README.md
December 19, 2022 · View on GitHub
SCARF: Capturing and Animation of Body and Clothing from Monocular Video
cropped image, subject segmentation, clothing segmentation, SMPL-X estimation
Getting Started
Environment
SCARF needs input image, subject mask, clothing mask, and inital SMPL-X estimation for training. Specificly, we use
- FasterRCNN to detect the subject and crop image
- RobustVideoMatting to remove background
- cloth-segmentation to segment clothing
- PIXIE to estimate SMPL-X parameters
When using the processing script, it is necessary to agree to the terms of their licenses and properly cite them in your work.

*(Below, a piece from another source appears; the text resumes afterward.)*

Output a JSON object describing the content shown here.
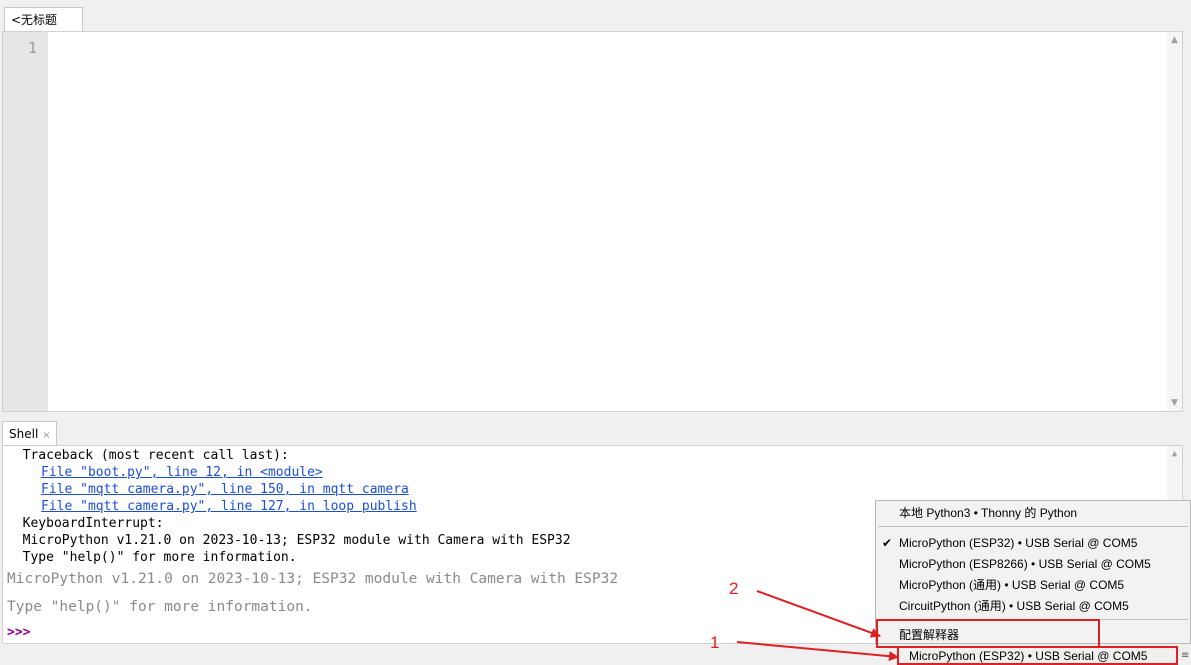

- Clone submodule repositories:
git submodule update --init --recursive
- Download their needed data:
bash fetch_asset_data.sh
If the script failed, please check their websites and download the models manually.
process video data
Put your data list into ./lists/subject_list.txt, it can be video path or image folders.
Then run
python process_video.py --crop --ignore_existing
Processing time depends on the number of frames and the size of video, for mpiis-scarf video (with 400 frames and resolution 1028x1920), need around 12min.
Video Data
The script has been verified to work for datasets:
a. mpiis-scarf (recorded video for this paper)
b. People Snapshot Dataset (https://graphics.tu-bs.de/people-snapshot)
c. SelfRecon dataset (https://jby1993.github.io/SelfRecon/)
d. iPER dataset (https://svip-lab.github.io/dataset/iPER_dataset.html)
To get the optimal results for your customized video, it is recommended to capture the video using similar settings as the datasets mentioned above.
This means keeping the camera static, recording the subject with more views, and using uniform lighting. And better to have less than 1000 frames for training. For more information, please refer to the limitations section of SCARF.